Entry barriers are going down in the fast-moving consumer goods industry, as route to market and media fragmentation are creating a level-playing field for the smaller brands, the note said.

In contrast, barriers to entry in the telecom market have significantly increased, with hefty investments required to set up 4G/5G networks, which has led to a wave of consolidation. The sector is likely to remain an effective duopoly, as there is limited threat from new entrants—most global telecom companies have entered only to exit a few years later, Jefferies said.

The total addressable market for both companies is large, with FMCG growth at around 7% and telecom at 5.5% over last 10 years.

This gap has been percolated, with HUL’s growth at 9% (organic) surpassing Airtel’s growth by over three percentage points. However, when excluding pricing growth, Airtel’s growth stands one percentage point higher at 6%.

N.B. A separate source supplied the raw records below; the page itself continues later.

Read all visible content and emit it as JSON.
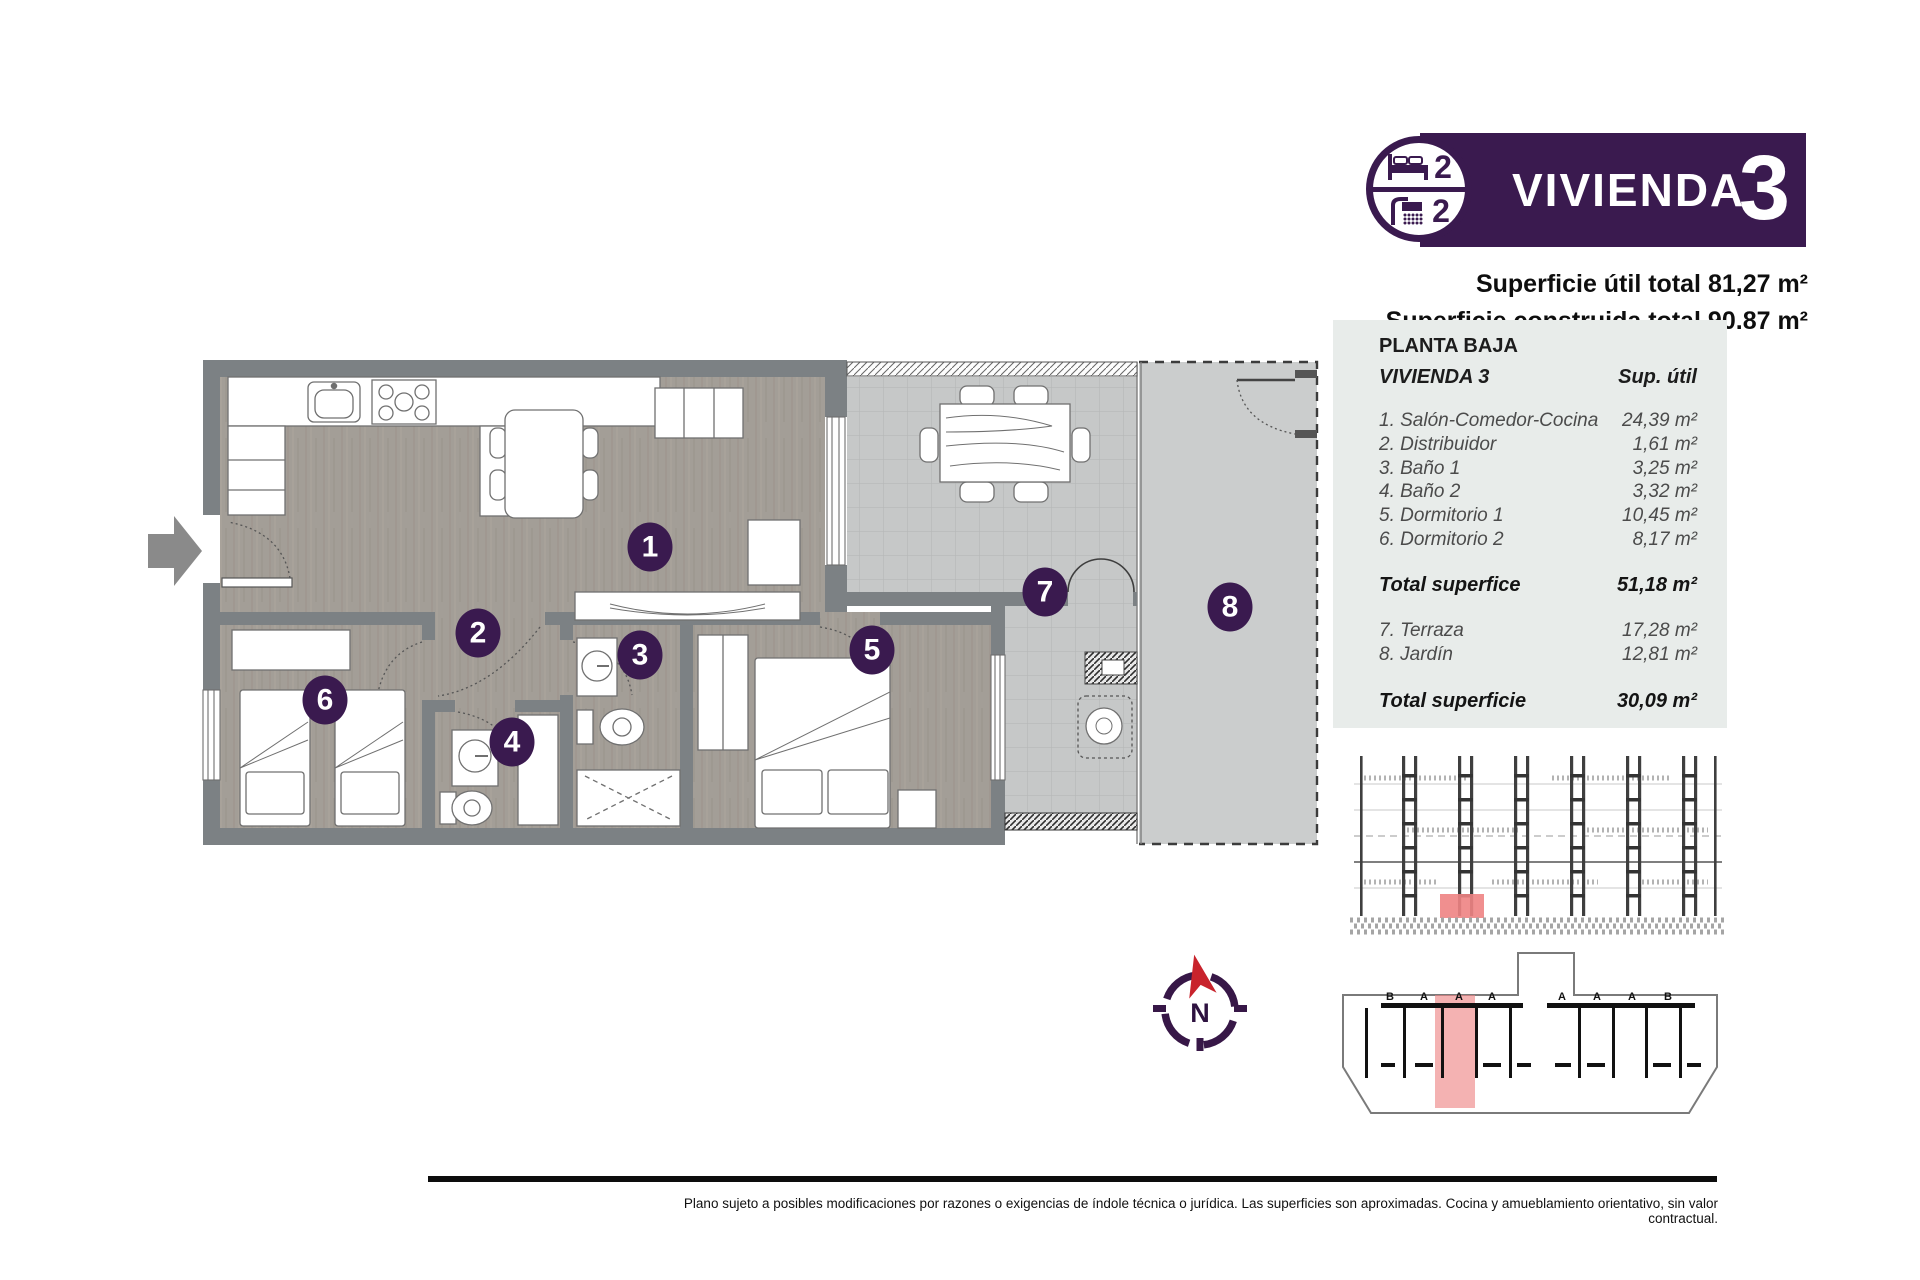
{
  "banner": {
    "title": "VIVIENDA",
    "number": "3",
    "bed_count": "2",
    "bath_count": "2"
  },
  "surface_lines": {
    "util": "Superficie útil total 81,27 m²",
    "construida": "Superficie construida total 90.87 m²"
  },
  "table": {
    "floor_label": "PLANTA BAJA",
    "unit_label": "VIVIENDA 3",
    "col_header": "Sup. útil",
    "rooms": [
      {
        "label": "1. Salón-Comedor-Cocina",
        "value": "24,39 m²"
      },
      {
        "label": "2. Distribuidor",
        "value": "1,61 m²"
      },
      {
        "label": "3. Baño 1",
        "value": "3,25 m²"
      },
      {
        "label": "4. Baño 2",
        "value": "3,32 m²"
      },
      {
        "label": "5. Dormitorio 1",
        "value": "10,45 m²"
      },
      {
        "label": "6. Dormitorio 2",
        "value": "8,17 m²"
      }
    ],
    "total_interior": {
      "label": "Total superfice",
      "value": "51,18 m²"
    },
    "outdoor": [
      {
        "label": "7. Terraza",
        "value": "17,28 m²"
      },
      {
        "label": "8. Jardín",
        "value": "12,81 m²"
      }
    ],
    "total_outdoor": {
      "label": "Total superficie",
      "value": "30,09 m²"
    }
  },
  "plan": {
    "badges": [
      "1",
      "2",
      "3",
      "4",
      "5",
      "6",
      "7",
      "8"
    ]
  },
  "compass": {
    "north_label": "N"
  },
  "site_plan": {
    "unit_labels": [
      "B",
      "A",
      "A",
      "A",
      "A",
      "A",
      "A",
      "B"
    ]
  },
  "footer": {
    "disclaimer": "Plano sujeto a posibles modificaciones por razones o exigencias de índole técnica o jurídica. Las superficies son aproximadas. Cocina y amueblamiento orientativo, sin valor contractual."
  },
  "colors": {
    "brand_purple": "#3a1a4f",
    "highlight_red": "#ee8383",
    "panel_bg": "#e8ecea",
    "wall_gray": "#7c8184"
  }
}
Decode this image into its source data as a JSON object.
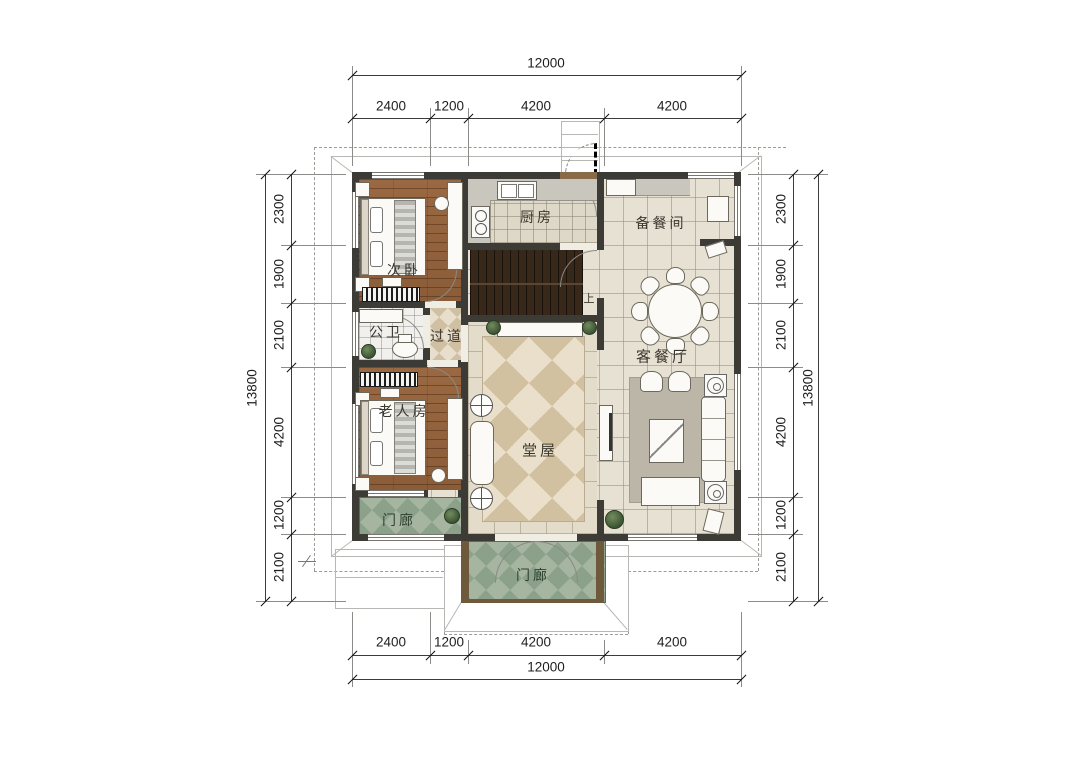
{
  "dims": {
    "h": {
      "total": "12000",
      "segments": [
        "2400",
        "1200",
        "4200",
        "4200"
      ]
    },
    "v": {
      "total": "13800",
      "segments": [
        "2300",
        "1900",
        "2100",
        "4200",
        "1200",
        "2100"
      ]
    }
  },
  "rooms": {
    "ciwo": "次卧",
    "chufang": "厨房",
    "beicanjian": "备餐间",
    "gongwei": "公卫",
    "guodao": "过道",
    "kecanting": "客餐厅",
    "laorenfang": "老人房",
    "tangwu": "堂屋",
    "menlang_left": "门廊",
    "menlang_front": "门廊",
    "stair_up": "上"
  },
  "colors": {
    "wall": "#3d3b36",
    "wood_floor": "#96663f",
    "tile_floor": "#e7e1d3",
    "hall_diamond": "#d2c1a0",
    "porch_green": "#8ba189",
    "stair_wood": "#37281a"
  }
}
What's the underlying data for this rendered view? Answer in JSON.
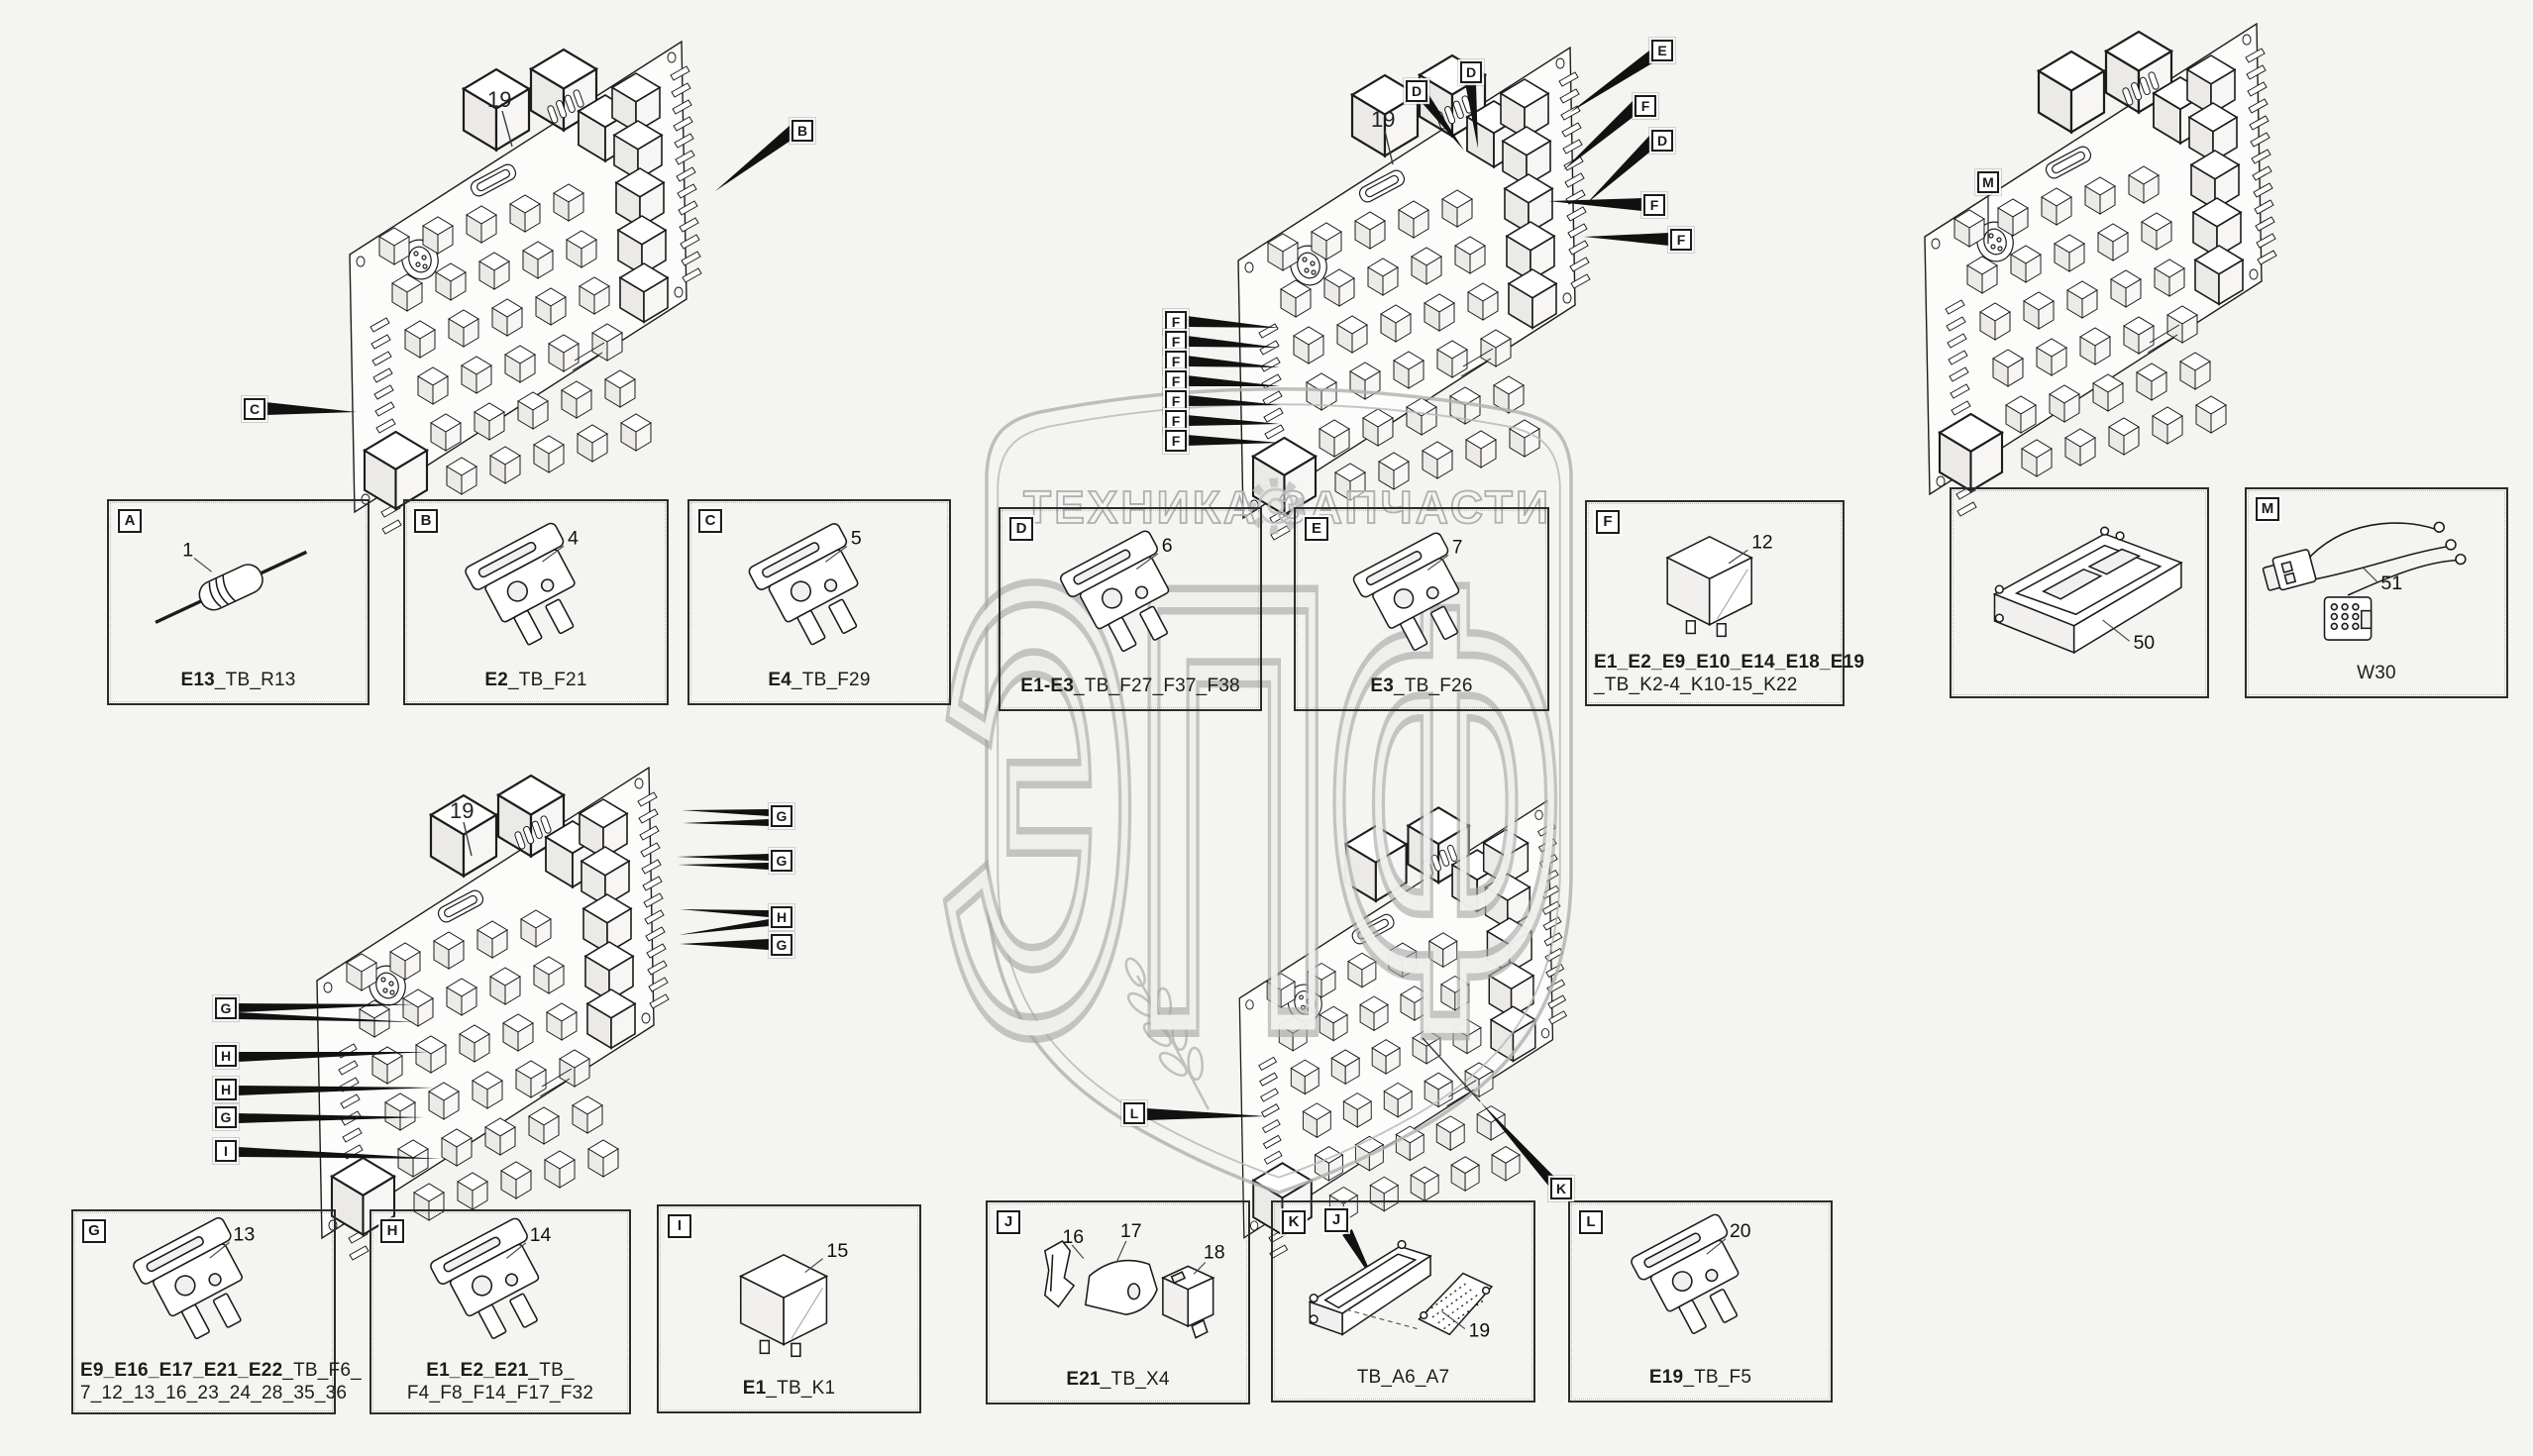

HUL saw steady margin expansion for most of the last decade, until input price inflation showed up in FY22—point to point, margin expanded by eight percentage points.

In contrast, Airtel witnessed pressures due to competition from Reliance Jio Infocomm Ltd. until FY19, but in the past 10 years, saw a smart 10-percentage-point expansion, according to the note.

“HUL pays substantial a part of earnings as dividends, which isn’t the case for Bharti,” Jefferies mentioned.

Both HUL and Airtel trip on India consumption story, however estimated 15% income progress for the telecom operator is almost twice that India’s largest client items maker over FY23-26, the observe mentioned.

Ebitda progress would largely mirror this development, with HUL (9% CAGR) meaningfully underperforming Airtel (20% CAGR).

Balance sheet deleveraging would additional exaggerate the influence as Airtel’s earnings per share ought to rise over 50% CAGR. While HUL’s earnings per share progress will doubtless mirror Ebitda development. Resultant free money circulate needs to be 3 times larger for Airtel, the brokerage mentioned.